Children's Dental Care

Written on 02/17/2021

February is National Children’s Dental Health Month (NCDHM). It was first observed on February 8, 1949, and was later expanded to a month-long observance in 1981. It is dedicated to sharing messages and resources regarding the importance of children’s oral health. It is also designed to bring healthcare providers, educators, caregivers, community members and many others together to promote the benefits of oral health in children. 

American Indian and Alaska Native children specifically, ages 1 to 5, have the highest rate of tooth decay in the United States. Children with tooth decay may experience pain and infection that could potentially result in life-long health issues and possibly oral surgeries. However, steps can be taken to prevent this. Poor oral health can be changed! 

Read on as we offer tips and tricks to prevent tooth decay. We also list ways to bring awareness to dental health for children in your community.

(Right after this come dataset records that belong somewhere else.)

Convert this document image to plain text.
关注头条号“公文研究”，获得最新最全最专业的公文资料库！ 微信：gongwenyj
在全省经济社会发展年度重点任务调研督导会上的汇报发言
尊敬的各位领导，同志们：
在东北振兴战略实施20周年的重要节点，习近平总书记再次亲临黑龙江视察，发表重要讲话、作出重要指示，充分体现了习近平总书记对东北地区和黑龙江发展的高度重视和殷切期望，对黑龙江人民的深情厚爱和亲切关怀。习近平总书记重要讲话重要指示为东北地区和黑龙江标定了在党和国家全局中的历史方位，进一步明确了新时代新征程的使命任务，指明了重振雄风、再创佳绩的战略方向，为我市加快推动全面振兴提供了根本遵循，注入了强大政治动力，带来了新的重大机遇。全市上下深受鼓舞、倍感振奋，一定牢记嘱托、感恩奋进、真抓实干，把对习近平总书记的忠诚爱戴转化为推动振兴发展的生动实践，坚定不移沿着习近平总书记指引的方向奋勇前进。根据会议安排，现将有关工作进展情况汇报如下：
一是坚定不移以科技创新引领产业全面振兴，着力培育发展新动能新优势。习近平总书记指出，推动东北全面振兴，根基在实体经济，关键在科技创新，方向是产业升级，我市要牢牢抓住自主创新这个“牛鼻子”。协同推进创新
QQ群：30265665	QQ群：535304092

Milestones, or “smilestones,” in checking your child’s teeth are as follows:

  • Before the first tooth appears: Begin good habits. Use clean, damp washcloths to wipe away milk/formula off baby’s gums twice a day.
  • 3 to 6 months: Teeth brushing should begin twice a day with infant-size toothbrush.
  • After the first tooth appears or before the first birthday: Visit the dentist! Appointments should occur every six months following.
  • Less than 3 years old: Brush teeth with fluoride toothpaste twice a day. The size of a grain of rice is ideal.
  • By 3 years old: Children should have 20 primary teeth.
  • After 3 years old: Brush teeth with fluoride toothpaste twice a day until age 6. A pea-sized amount is great.

Ways to share information with children in your community include:

  • Create dental hygiene kits or checklists for children and their families in your community (kits can include a toothbrush, toothpaste, floss and timer).
  • Host Zoom sessions to share information on proper teeth brushing and flossing techniques using puppets or teeth models to engage students through storytelling. 
  • Host oral health storytelling on Zoom or through live streaming videos (ex. Coyote and Little Man).
  • Share creative videos that children can watch, or better yet, create a video using your language that children can follow along with for proper brushing and flossing techniques. 
  • Create a resource list of dental providers, clinics and tribal programs for families.
  • Share other ways families can protect their children’s teeth such as mouth guards, fluoridedental sealants and Silver Diamine Fluoride.

Be proactive with your child's dental health and help create habits that will last through adulthood! Be sure to also prioritize your own oral hygiene, too. Little eyes are taking notes on all that you do.